Bebekten alınan birkaç damla topuk kanıyla erken dönemde tespit edilebilen fenilketonüri (FKÜ) hastalığı, tedavi edilmediği takdirde çocuklarda çeşitli gelişimsel sorunlara neden olabiliyor. Bu sorunlar arasında iletişim becerilerinde gecikme, oturma ve yürüme konularında zorluklar, hiperaktivite, otizm, saldırgan davranışlar ve kasılmalar öne çıkmaktadır.
BEYİN DOKUSUNDA HASARA YOL AÇAN KALITSAL BİR HASTALIK
Türkiye’de Sağlık Bakanlığı’nın verilerine göre, yaklaşık her 25 kişiden birinin fenilketonüri taşıyıcısı olduğu belirtilmektedir. Ülkemiz, fenilketonürinin neden olduğu beyin dokusunda hasara yol açan kalıtsal hastalıkların sık görüldüğü ülkeler arasında yer almaktadır. Bu durum, toplum sağlığı açısından ciddi endişeler doğurmaktadır.
6 BİN 200 DOĞUMDA BİR BEBEK FENİLKETONÜRİ HASTASI
Türkiye’de her 6,200 canlı doğumda bir bebek fenilketonüri hastası olarak dünyaya gelmektedir. Ayrıca, tamamlayıcı veriler doğrultusunda, fenilketonüri taramalarının Türkiye’de ilk kez 1987 yılında başlatıldığı ve bu uygulamanın 2006 yılında oluşturulan Ulusal Yenidoğan Tarama Programı ile tüm illerde sürdüğü ifade edilmektedir.

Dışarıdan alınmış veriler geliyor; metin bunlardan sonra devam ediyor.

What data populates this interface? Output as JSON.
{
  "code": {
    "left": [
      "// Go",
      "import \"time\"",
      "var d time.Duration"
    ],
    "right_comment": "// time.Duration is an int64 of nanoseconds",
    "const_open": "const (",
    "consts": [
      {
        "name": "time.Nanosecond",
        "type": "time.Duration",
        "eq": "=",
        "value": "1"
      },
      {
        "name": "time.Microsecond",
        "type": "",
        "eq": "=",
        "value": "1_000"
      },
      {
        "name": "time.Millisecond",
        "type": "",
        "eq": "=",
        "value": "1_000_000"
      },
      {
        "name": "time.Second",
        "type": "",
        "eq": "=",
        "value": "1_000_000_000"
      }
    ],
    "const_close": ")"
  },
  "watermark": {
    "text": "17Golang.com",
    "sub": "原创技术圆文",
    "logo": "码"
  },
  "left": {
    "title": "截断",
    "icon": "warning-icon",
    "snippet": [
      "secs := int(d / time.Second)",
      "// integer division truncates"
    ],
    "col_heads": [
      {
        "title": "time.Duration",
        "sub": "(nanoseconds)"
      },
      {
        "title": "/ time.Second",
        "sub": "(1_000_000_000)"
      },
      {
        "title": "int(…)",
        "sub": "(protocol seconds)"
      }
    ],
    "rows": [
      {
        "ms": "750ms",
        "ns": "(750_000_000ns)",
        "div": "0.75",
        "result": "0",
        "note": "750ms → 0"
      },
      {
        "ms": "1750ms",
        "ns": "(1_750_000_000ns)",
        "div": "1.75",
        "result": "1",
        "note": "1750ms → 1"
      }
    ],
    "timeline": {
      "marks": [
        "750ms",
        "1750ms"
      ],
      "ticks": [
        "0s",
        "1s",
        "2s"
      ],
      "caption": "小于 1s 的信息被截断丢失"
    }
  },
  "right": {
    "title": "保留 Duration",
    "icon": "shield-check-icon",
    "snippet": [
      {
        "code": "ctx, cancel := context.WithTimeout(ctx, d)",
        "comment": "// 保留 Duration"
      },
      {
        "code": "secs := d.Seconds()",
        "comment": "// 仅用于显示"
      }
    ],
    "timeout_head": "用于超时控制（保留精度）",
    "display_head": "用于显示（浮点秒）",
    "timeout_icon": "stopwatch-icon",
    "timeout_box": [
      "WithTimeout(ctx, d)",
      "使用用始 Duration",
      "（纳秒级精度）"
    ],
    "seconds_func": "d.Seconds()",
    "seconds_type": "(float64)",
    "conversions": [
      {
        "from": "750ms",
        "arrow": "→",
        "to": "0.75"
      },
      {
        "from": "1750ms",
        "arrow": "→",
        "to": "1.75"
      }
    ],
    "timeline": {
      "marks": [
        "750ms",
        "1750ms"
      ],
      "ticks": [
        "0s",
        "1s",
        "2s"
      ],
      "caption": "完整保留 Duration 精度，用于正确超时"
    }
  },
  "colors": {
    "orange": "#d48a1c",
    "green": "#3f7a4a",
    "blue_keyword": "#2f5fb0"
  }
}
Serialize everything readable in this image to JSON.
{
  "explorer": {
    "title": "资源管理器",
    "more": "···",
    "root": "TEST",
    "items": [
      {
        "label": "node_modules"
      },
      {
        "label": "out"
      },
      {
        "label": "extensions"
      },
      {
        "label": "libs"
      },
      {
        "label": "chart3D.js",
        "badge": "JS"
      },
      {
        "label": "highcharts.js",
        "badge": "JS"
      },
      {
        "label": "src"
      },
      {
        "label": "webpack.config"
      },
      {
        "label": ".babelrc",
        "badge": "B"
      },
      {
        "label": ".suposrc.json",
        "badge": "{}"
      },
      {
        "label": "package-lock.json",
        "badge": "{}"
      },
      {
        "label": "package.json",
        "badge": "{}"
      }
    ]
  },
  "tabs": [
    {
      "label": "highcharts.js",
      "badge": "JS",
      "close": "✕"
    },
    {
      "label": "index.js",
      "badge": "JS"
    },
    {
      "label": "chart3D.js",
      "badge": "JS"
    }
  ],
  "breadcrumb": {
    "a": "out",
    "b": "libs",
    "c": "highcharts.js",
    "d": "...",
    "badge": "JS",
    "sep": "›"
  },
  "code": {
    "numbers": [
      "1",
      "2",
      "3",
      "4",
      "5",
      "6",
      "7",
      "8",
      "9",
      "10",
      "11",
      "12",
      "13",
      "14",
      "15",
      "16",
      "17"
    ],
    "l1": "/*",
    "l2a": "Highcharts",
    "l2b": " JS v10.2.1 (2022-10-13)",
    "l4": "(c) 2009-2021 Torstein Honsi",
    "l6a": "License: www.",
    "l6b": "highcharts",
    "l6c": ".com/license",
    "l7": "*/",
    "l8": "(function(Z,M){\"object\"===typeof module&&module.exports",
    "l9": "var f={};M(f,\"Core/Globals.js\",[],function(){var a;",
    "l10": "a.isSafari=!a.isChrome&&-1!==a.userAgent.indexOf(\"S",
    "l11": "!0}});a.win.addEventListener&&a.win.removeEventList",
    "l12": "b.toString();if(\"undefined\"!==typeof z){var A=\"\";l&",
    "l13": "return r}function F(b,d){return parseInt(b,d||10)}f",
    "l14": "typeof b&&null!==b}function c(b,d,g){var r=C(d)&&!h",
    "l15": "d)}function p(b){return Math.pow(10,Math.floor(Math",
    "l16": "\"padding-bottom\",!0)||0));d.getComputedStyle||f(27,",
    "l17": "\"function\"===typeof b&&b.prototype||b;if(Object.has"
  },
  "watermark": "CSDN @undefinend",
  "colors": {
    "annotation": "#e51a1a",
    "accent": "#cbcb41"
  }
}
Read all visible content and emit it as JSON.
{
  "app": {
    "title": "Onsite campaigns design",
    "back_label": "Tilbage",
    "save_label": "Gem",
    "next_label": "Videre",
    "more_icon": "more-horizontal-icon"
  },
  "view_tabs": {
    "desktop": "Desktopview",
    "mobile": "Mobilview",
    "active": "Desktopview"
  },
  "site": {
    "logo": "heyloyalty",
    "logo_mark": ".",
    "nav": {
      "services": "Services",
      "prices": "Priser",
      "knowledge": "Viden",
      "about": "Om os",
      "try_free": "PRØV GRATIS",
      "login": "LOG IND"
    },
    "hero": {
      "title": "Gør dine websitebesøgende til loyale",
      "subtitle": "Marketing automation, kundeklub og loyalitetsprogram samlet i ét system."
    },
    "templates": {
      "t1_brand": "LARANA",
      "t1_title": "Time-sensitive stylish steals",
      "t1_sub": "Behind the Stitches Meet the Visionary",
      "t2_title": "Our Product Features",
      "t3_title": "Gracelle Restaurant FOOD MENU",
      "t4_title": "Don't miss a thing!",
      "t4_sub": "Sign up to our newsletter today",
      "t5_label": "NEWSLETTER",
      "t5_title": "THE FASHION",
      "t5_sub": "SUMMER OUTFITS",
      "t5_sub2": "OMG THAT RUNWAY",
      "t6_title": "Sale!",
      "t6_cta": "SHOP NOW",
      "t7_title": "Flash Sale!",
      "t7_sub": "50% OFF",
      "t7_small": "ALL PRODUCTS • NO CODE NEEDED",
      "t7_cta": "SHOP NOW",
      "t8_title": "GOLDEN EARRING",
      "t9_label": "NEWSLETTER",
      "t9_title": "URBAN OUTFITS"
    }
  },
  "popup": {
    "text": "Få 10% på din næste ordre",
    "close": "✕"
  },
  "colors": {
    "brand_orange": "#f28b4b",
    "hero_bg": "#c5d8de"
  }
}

TARAMA TESTLERİYLE ERKEN DÖNEMDE TESPİT EDİLEBİLİYOR
Ulusal Yenidoğan Tarama Programı kapsamında sunulan hızlı ve kolay tarama testleri sayesinde, bebeklerden alınan birkaç damla topuk kanı ile bu hastalık erken dönemde tespit edilebilmektedir. Test sonuçları, ailelerde olası FKÜ şüphesi oluşturulan bebekler için çocuk metabolizma hastalıkları uzmanlarının bulunduğu kliniklere yönlendirme yapılmaktadır. Kesin tanı, bu kliniklerde gerçekleştirilen ileri tetkikler sonucunda netlik kazanmakta ve tarama testi sonuçları, aile hekimleri veya annenin e-Nabız hesabı aracılığıyla bildirilmektedir.
TEDAVİ EDİLMEMİŞ ÇOCUKLARDA OTİZME SEBEP OLABİLİYOR
Fenilketonürinin belirtileri genellikle doğumdan sonraki birkaç hafta içinde kendini göstermeye başlamakta, ancak hastalık erken tanı konulamadığı ve tedavi edilmediği takdirde zamanla daha belirgin hale gelmektedir. Tedavi edilmediğinde, bu hastalık çocuklarda konuşma gecikmesine, oturma ve yürümede güçlükler, hiperaktivite, otizm, saldırgan davranışlar ve kasılmalara neden olabilmektedir. Ayrıca, bu çocukların ten rengi, saçları ve gözleri normalden daha açık olma eğilimindedir.